The cine club planted the seed of the Cali Group, made up of filmmakers, writers, and artists, that led a cultural upheaval in the South American country creating artistic work in the form of literature, films and other media that reflected on the relationship between popular and political culture in Latin America.

Ospina’s first short film was the 1964 fiction Vía cerrada, which was followed by the 1970 short fiction film Acto de Fe, based on a short story by Jean-Paul Sartre, and the 1971 experimental short Aurretrato dormido.
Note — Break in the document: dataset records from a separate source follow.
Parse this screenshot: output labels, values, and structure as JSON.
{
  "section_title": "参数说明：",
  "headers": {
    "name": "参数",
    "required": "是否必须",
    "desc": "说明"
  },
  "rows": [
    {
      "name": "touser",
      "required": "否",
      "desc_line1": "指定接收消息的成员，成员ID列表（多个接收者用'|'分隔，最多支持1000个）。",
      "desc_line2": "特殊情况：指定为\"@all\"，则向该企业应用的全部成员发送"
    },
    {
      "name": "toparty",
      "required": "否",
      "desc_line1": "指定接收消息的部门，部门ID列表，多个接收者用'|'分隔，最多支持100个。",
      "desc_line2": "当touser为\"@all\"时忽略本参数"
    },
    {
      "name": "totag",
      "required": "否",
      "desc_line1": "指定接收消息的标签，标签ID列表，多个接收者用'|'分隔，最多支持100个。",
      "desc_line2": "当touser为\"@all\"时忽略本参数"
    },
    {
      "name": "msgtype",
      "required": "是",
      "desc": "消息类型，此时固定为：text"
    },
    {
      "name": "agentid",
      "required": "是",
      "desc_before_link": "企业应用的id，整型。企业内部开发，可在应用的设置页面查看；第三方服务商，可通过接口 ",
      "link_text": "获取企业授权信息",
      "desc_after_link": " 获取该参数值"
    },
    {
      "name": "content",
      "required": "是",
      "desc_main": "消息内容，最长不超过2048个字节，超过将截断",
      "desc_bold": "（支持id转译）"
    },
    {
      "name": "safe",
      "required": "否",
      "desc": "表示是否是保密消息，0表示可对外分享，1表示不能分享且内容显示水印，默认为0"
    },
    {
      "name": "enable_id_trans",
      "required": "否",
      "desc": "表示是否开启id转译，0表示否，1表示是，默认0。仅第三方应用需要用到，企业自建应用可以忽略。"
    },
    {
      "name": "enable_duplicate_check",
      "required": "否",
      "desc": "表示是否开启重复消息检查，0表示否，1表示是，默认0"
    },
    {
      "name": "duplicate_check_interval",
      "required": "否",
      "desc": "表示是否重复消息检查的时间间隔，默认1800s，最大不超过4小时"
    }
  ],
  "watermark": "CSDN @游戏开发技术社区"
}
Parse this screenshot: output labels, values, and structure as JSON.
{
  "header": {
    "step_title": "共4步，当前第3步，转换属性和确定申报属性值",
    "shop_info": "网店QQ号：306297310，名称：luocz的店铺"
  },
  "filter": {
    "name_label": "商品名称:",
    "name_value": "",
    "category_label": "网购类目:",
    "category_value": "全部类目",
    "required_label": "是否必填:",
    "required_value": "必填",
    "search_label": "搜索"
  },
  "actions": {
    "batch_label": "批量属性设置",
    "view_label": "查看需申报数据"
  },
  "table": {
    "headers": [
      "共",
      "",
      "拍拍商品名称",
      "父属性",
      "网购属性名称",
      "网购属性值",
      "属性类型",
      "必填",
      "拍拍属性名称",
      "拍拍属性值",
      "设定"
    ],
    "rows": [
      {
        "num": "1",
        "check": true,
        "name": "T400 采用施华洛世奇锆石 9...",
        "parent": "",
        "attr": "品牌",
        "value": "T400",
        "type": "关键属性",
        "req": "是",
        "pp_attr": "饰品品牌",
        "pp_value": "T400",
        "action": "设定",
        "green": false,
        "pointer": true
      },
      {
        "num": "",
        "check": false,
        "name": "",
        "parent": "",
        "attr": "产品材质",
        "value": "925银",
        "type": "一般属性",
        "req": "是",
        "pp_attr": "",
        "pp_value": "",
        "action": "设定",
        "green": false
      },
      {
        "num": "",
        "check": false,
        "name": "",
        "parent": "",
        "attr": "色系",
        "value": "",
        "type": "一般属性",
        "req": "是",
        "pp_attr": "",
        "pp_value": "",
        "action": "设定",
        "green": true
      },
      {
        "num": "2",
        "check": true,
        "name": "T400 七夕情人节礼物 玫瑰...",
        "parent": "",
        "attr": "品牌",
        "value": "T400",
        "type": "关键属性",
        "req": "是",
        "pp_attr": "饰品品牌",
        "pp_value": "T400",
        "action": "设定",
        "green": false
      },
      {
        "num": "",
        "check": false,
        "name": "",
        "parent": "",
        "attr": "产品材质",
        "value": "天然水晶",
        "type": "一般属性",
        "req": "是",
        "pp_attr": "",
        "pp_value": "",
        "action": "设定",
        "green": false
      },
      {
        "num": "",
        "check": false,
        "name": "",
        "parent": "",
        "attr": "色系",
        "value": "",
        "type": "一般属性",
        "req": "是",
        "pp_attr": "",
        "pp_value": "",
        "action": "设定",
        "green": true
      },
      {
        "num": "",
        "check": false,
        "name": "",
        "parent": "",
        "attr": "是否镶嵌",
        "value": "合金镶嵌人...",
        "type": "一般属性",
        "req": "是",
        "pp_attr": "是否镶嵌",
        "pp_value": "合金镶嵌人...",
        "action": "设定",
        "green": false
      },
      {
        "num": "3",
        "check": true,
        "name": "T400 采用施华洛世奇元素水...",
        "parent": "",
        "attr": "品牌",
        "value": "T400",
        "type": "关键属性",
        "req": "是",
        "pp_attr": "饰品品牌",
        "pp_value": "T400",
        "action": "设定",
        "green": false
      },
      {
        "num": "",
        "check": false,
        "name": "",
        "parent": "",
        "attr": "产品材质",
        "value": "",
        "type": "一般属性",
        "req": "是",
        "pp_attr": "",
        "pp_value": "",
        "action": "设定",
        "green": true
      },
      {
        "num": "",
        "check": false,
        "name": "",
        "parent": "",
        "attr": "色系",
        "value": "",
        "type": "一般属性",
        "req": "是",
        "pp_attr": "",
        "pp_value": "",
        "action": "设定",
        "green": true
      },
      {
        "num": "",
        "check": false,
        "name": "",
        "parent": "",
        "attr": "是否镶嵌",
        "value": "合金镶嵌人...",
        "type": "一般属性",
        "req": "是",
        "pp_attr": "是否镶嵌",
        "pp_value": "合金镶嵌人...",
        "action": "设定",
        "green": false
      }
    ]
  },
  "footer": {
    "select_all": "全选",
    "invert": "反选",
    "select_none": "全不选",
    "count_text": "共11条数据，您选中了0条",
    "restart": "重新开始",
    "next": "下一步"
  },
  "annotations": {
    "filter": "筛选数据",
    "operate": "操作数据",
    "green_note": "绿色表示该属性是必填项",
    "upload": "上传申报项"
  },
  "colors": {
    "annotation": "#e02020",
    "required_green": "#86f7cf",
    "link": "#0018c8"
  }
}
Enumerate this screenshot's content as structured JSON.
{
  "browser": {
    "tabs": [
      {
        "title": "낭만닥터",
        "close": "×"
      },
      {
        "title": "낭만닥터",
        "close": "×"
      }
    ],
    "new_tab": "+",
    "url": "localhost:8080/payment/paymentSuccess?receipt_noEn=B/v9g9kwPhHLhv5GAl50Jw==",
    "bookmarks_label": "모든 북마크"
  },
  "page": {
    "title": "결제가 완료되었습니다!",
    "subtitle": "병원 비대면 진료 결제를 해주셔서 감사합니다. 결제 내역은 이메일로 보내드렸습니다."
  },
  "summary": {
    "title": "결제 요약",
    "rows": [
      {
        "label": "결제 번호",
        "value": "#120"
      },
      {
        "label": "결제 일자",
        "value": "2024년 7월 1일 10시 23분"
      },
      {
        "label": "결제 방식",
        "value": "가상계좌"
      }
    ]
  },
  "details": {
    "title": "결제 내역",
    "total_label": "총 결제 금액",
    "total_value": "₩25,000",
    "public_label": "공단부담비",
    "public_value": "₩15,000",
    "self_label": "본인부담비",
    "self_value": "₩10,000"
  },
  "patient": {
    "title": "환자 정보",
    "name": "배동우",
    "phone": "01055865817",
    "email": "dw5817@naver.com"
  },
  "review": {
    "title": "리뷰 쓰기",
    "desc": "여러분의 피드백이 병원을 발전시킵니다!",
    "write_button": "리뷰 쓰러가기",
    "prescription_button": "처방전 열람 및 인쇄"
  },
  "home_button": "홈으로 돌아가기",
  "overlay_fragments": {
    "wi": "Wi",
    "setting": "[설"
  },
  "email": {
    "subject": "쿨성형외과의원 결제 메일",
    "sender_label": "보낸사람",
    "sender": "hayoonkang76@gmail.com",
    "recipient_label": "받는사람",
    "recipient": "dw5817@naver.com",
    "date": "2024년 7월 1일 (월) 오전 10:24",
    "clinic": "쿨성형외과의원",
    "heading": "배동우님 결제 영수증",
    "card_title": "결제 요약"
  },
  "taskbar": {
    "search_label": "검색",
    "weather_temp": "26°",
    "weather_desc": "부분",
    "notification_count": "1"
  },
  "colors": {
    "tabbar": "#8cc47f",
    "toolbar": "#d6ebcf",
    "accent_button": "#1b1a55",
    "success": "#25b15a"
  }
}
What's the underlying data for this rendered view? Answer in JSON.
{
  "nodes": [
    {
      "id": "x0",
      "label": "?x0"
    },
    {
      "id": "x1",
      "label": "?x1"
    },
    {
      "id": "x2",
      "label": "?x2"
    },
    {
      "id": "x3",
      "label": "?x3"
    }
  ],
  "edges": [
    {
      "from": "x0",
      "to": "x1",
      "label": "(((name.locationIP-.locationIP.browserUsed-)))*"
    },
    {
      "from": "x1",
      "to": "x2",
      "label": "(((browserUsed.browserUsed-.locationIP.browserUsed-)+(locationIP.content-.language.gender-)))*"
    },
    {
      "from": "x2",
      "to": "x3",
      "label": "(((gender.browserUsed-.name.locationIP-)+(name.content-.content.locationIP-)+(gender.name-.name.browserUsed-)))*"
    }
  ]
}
Between 1971 and 1978 he directed five short films with Mayolo, which became largely influential: Listen and Look (1971), El bombardeo de Washington / The Bombing of Washington (1972), Cali: De película (1973), Asunción (1975), and Vampires of Poverty (1978).

In 1982 he made his debut feature film Pure Blood / Pura sangre, a hybrid that mixed genre conventions with intellectual parody, and worked as a poignant satire on Colombian landowners. His second, and last fiction feature film, was the 1999 Breath of Life / Soplo de vida (1999). He continued active directing documentary features among them The Supreme Uneasiness of Fernando Vallejo / La desazón suprema: Retrato de Fernando Vallejo (2003), Paper Tiger, and It All Started at the End,

His films were awarded at numerous international film festivals such as Oberhausen, Biarritz, Havana, Sitges, Bilbao, Lille, Miami, Lima, and Toulouse, and his work has been shown at several renowned international institutions such as the Tate Modern Gallery, the Solomon Guggenheim Museum, San Francisco Museum of Modern Art, Dokumenta Kassel, Fondation Cartier pour l’art contemporain, Reina Sofia Museum, and Jeu de Paume.

Ospina was also the founder of the Calí International Film Festival (FICCALI) in 2009, and was its director for its ten editions until his death. He also worked as a film critic for numerous publications and, between 1973 and 1987, served as an editor for several films directed by Mayolo, Luis Crump, Eduardo Carvajal, Juan José Vejarano, Oscar Campo, Patricia Restrepo. In 2018 DocLisboa presented a complete retrospective of his work, and more recently he played the role of Martin in Laura Amelia Guzmán e Israel Cárdenas’s Holy Beasts / La fiera y la fiesta, starring Geraldine Chaplin and Udo Kier, which had its world premiere at the Berlin Film Festival this past February.

Cinema Tropical hosted the New York premiere of It All Started at the End at the 2016 edition of Neighboring Scenes at Film at Lincoln Center, featured Vampires of Poverty in the 2014 film series ‘Tropical Uncanny’ at the Guggenheim Museum, and distributed the documentary film The Supreme Uneasiness of Fernando Vallejo.